No creí que lo hiciera, pero por alguna razón inexplicable Jade obedeció y en un silencio sepulcral se acomodó en el asiento del copiloto mientras yo daba la vuelta para entrar en mi puesto y encender el coche con un movimiento mecánico. El motor rugió y en menos de un minuto ya estaba incorporándome de nuevo en un canal de la carretera. Dejaba de lado aquel putrefacto lugar a toda velocidad, sentía el pulso martillear en mis oídos y un sudor frío correr por mi espalda mientras aferraba el volante cada vez con más fuerzas. Estaba desquiciado.

«Dios mío, la cabeza me iba a estallar»

―No soy una puta ―me dijo―. No le iba a cobrar a ese tipo por tener sexo conmigo.

―«El cuerpo no es para la fornicación, sino para el Señor, y el Señor para el cuerpo» ―respondí.
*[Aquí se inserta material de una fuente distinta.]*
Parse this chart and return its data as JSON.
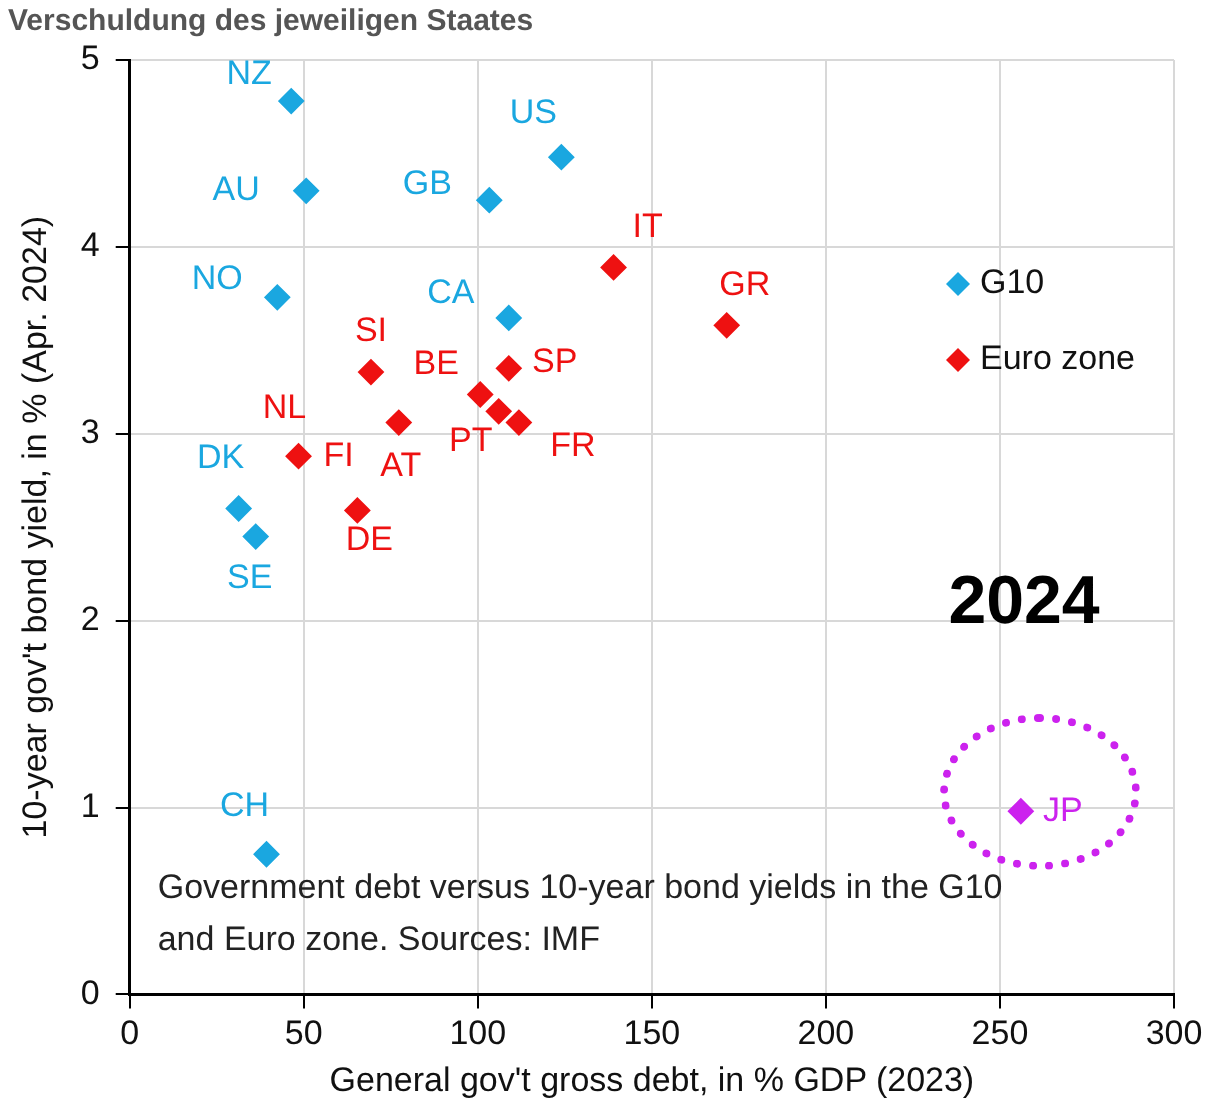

Noté que Jade había abierto los ojos y sus facciones se habían tensado con mis palabras. Sin embargo, no perdió su temple cuando respondió:

―Mi cuerpo es mío y no de un abstracto que toma la forma que tu inestable cabeza quiere darle.

«Blasfemias»

Mis dientes rechinaron, pero decidí desviar la vista al camino en lugar de seguir perdido en su juego de arrogancia sin sentido.
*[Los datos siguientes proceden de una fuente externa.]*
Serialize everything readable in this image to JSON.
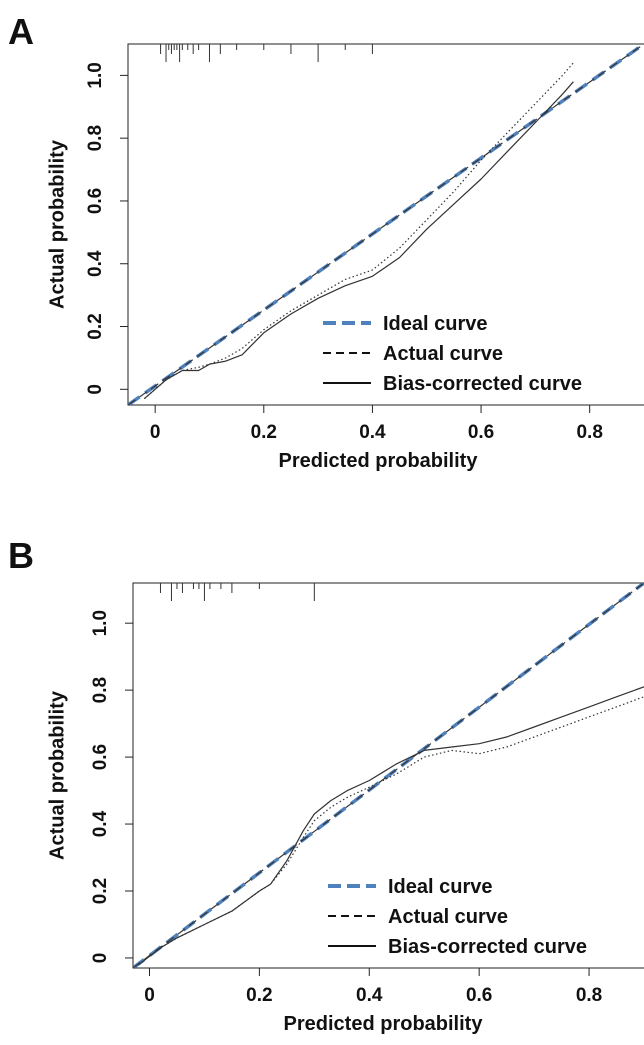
{
  "chart_data": [
    {
      "panel": "A",
      "type": "line",
      "xlabel": "Predicted probability",
      "ylabel": "Actual probability",
      "xlim": [
        -0.05,
        0.9
      ],
      "ylim": [
        -0.05,
        1.1
      ],
      "xticks": [
        {
          "v": 0,
          "label": "0"
        },
        {
          "v": 0.2,
          "label": "0.2"
        },
        {
          "v": 0.4,
          "label": "0.4"
        },
        {
          "v": 0.6,
          "label": "0.6"
        },
        {
          "v": 0.8,
          "label": "0.8"
        }
      ],
      "yticks": [
        {
          "v": 0,
          "label": "0"
        },
        {
          "v": 0.2,
          "label": "0.2"
        },
        {
          "v": 0.4,
          "label": "0.4"
        },
        {
          "v": 0.6,
          "label": "0.6"
        },
        {
          "v": 0.8,
          "label": "0.8"
        },
        {
          "v": 1.0,
          "label": "1.0"
        }
      ],
      "legend_position": "bottom-right",
      "rug_x": [
        0.01,
        0.02,
        0.025,
        0.03,
        0.035,
        0.04,
        0.045,
        0.05,
        0.06,
        0.07,
        0.08,
        0.1,
        0.12,
        0.15,
        0.2,
        0.25,
        0.3,
        0.35,
        0.4
      ],
      "series": [
        {
          "name": "Ideal curve",
          "style": "ideal",
          "color": "#4f81bd",
          "points": [
            [
              -0.05,
              -0.05
            ],
            [
              0.9,
              1.1
            ]
          ]
        },
        {
          "name": "Actual curve",
          "style": "dashed",
          "color": "#333333",
          "points": [
            [
              -0.05,
              -0.05
            ],
            [
              0.9,
              1.1
            ]
          ]
        },
        {
          "name": "Bias-corrected curve",
          "style": "solid",
          "color": "#333333",
          "points": [
            [
              -0.02,
              -0.03
            ],
            [
              0.02,
              0.03
            ],
            [
              0.05,
              0.06
            ],
            [
              0.08,
              0.06
            ],
            [
              0.1,
              0.08
            ],
            [
              0.13,
              0.09
            ],
            [
              0.16,
              0.11
            ],
            [
              0.2,
              0.18
            ],
            [
              0.25,
              0.24
            ],
            [
              0.3,
              0.29
            ],
            [
              0.35,
              0.33
            ],
            [
              0.4,
              0.36
            ],
            [
              0.45,
              0.42
            ],
            [
              0.5,
              0.51
            ],
            [
              0.55,
              0.59
            ],
            [
              0.6,
              0.67
            ],
            [
              0.65,
              0.76
            ],
            [
              0.7,
              0.85
            ],
            [
              0.75,
              0.94
            ],
            [
              0.77,
              0.98
            ]
          ]
        },
        {
          "name": "",
          "style": "dotted",
          "color": "#333333",
          "points": [
            [
              -0.02,
              -0.03
            ],
            [
              0.02,
              0.03
            ],
            [
              0.05,
              0.06
            ],
            [
              0.08,
              0.07
            ],
            [
              0.1,
              0.08
            ],
            [
              0.13,
              0.1
            ],
            [
              0.16,
              0.13
            ],
            [
              0.2,
              0.19
            ],
            [
              0.25,
              0.25
            ],
            [
              0.3,
              0.3
            ],
            [
              0.35,
              0.35
            ],
            [
              0.4,
              0.38
            ],
            [
              0.45,
              0.45
            ],
            [
              0.5,
              0.54
            ],
            [
              0.55,
              0.63
            ],
            [
              0.6,
              0.73
            ],
            [
              0.65,
              0.82
            ],
            [
              0.7,
              0.91
            ],
            [
              0.75,
              1.0
            ],
            [
              0.77,
              1.04
            ]
          ]
        }
      ],
      "legend": [
        {
          "style": "ideal",
          "label": "Ideal curve"
        },
        {
          "style": "dashed",
          "label": "Actual curve"
        },
        {
          "style": "solid",
          "label": "Bias-corrected curve"
        }
      ]
    },
    {
      "panel": "B",
      "type": "line",
      "xlabel": "Predicted probability",
      "ylabel": "Actual probability",
      "xlim": [
        -0.03,
        0.9
      ],
      "ylim": [
        -0.03,
        1.12
      ],
      "xticks": [
        {
          "v": 0,
          "label": "0"
        },
        {
          "v": 0.2,
          "label": "0.2"
        },
        {
          "v": 0.4,
          "label": "0.4"
        },
        {
          "v": 0.6,
          "label": "0.6"
        },
        {
          "v": 0.8,
          "label": "0.8"
        }
      ],
      "yticks": [
        {
          "v": 0,
          "label": "0"
        },
        {
          "v": 0.2,
          "label": "0.2"
        },
        {
          "v": 0.4,
          "label": "0.4"
        },
        {
          "v": 0.6,
          "label": "0.6"
        },
        {
          "v": 0.8,
          "label": "0.8"
        },
        {
          "v": 1.0,
          "label": "1.0"
        }
      ],
      "legend_position": "bottom-right",
      "rug_x": [
        0.02,
        0.04,
        0.05,
        0.06,
        0.08,
        0.09,
        0.1,
        0.11,
        0.13,
        0.15,
        0.2,
        0.3
      ],
      "series": [
        {
          "name": "Ideal curve",
          "style": "ideal",
          "color": "#4f81bd",
          "points": [
            [
              -0.03,
              -0.03
            ],
            [
              0.9,
              1.12
            ]
          ]
        },
        {
          "name": "Actual curve",
          "style": "dashed",
          "color": "#333333",
          "points": [
            [
              -0.03,
              -0.03
            ],
            [
              0.9,
              1.12
            ]
          ]
        },
        {
          "name": "Bias-corrected curve",
          "style": "solid",
          "color": "#333333",
          "points": [
            [
              -0.02,
              -0.02
            ],
            [
              0.02,
              0.03
            ],
            [
              0.05,
              0.06
            ],
            [
              0.1,
              0.1
            ],
            [
              0.15,
              0.14
            ],
            [
              0.2,
              0.2
            ],
            [
              0.22,
              0.22
            ],
            [
              0.25,
              0.29
            ],
            [
              0.28,
              0.38
            ],
            [
              0.3,
              0.43
            ],
            [
              0.33,
              0.47
            ],
            [
              0.36,
              0.5
            ],
            [
              0.4,
              0.53
            ],
            [
              0.45,
              0.58
            ],
            [
              0.5,
              0.62
            ],
            [
              0.55,
              0.63
            ],
            [
              0.6,
              0.64
            ],
            [
              0.65,
              0.66
            ],
            [
              0.7,
              0.69
            ],
            [
              0.75,
              0.72
            ],
            [
              0.8,
              0.75
            ],
            [
              0.85,
              0.78
            ],
            [
              0.9,
              0.81
            ]
          ]
        },
        {
          "name": "",
          "style": "dotted",
          "color": "#333333",
          "points": [
            [
              -0.02,
              -0.02
            ],
            [
              0.02,
              0.03
            ],
            [
              0.05,
              0.06
            ],
            [
              0.1,
              0.1
            ],
            [
              0.15,
              0.14
            ],
            [
              0.2,
              0.2
            ],
            [
              0.22,
              0.22
            ],
            [
              0.25,
              0.28
            ],
            [
              0.28,
              0.36
            ],
            [
              0.3,
              0.41
            ],
            [
              0.33,
              0.45
            ],
            [
              0.36,
              0.48
            ],
            [
              0.4,
              0.51
            ],
            [
              0.45,
              0.55
            ],
            [
              0.5,
              0.6
            ],
            [
              0.55,
              0.62
            ],
            [
              0.6,
              0.61
            ],
            [
              0.65,
              0.63
            ],
            [
              0.7,
              0.66
            ],
            [
              0.75,
              0.69
            ],
            [
              0.8,
              0.72
            ],
            [
              0.85,
              0.75
            ],
            [
              0.9,
              0.78
            ]
          ]
        }
      ],
      "legend": [
        {
          "style": "ideal",
          "label": "Ideal curve"
        },
        {
          "style": "dashed",
          "label": "Actual curve"
        },
        {
          "style": "solid",
          "label": "Bias-corrected curve"
        }
      ]
    }
  ],
  "panels": [
    {
      "letter": "A"
    },
    {
      "letter": "B"
    }
  ]
}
―¿Adónde me llevas? ―preguntó luego de un largo rato de silencio.

―A casa.

―Entonces eso es lo que querías de mí desde un principio, ¿verdad? Lo que tanto condenas es que en el fondo deseas hacer. No te reprimas, Damien, te prometo que...

―¡Cállate! ―Mi repentino grito la hizo enmudecer. Me hizo incluso enmudecer a mí mismo.

De repente, el entendimiento estaba asentándose en mi mente y lo que acababa de hacer comenzaba a cobrar una forma cada vez más aterradora. Fui consciente del peligro que representaba para Jade e incluso para mí mismo aquel descontrol y un terrible desasosiego se instaló en mi corazón.

―Discúlpame. ―Suspiré, dejando que al agotamiento apoderarse de nuevo cada parte de mi ser―. Todo esto ha estado mal.

Por el rabillo del ojo la vi asentir y fijar su vista al camino vacío que teníamos por delante.

―Damien ―murmuró―. Ahora soy libre, Damien.

Frené en seco tan pronto escuché aquello. Volteé a verla y la hallé sumida en sus pensamientos, con la misma mirada vacía que me había dado el día que la había encontrado en el cementerio. Esa fue la primera vez que tuve miedo. Sentí una pesadez terrible alojarse en mi estómago y contraer mis nervios; pero ella, como si nada, bufó y negó con la cabeza, restándole importancia al asunto.

―¿Qué demonios? ―Chasqueó la lengua―. Ya no sé ni lo que digo, lo lamento.

Pero yo sí sabía. Un escalofrío me recorrió el cuerpo mientras volvía a acelerar el auto por la oscura carretera. Aquellas habían sido las mismas palabras que me había dicho Ainara el día que había muerto en el hospital.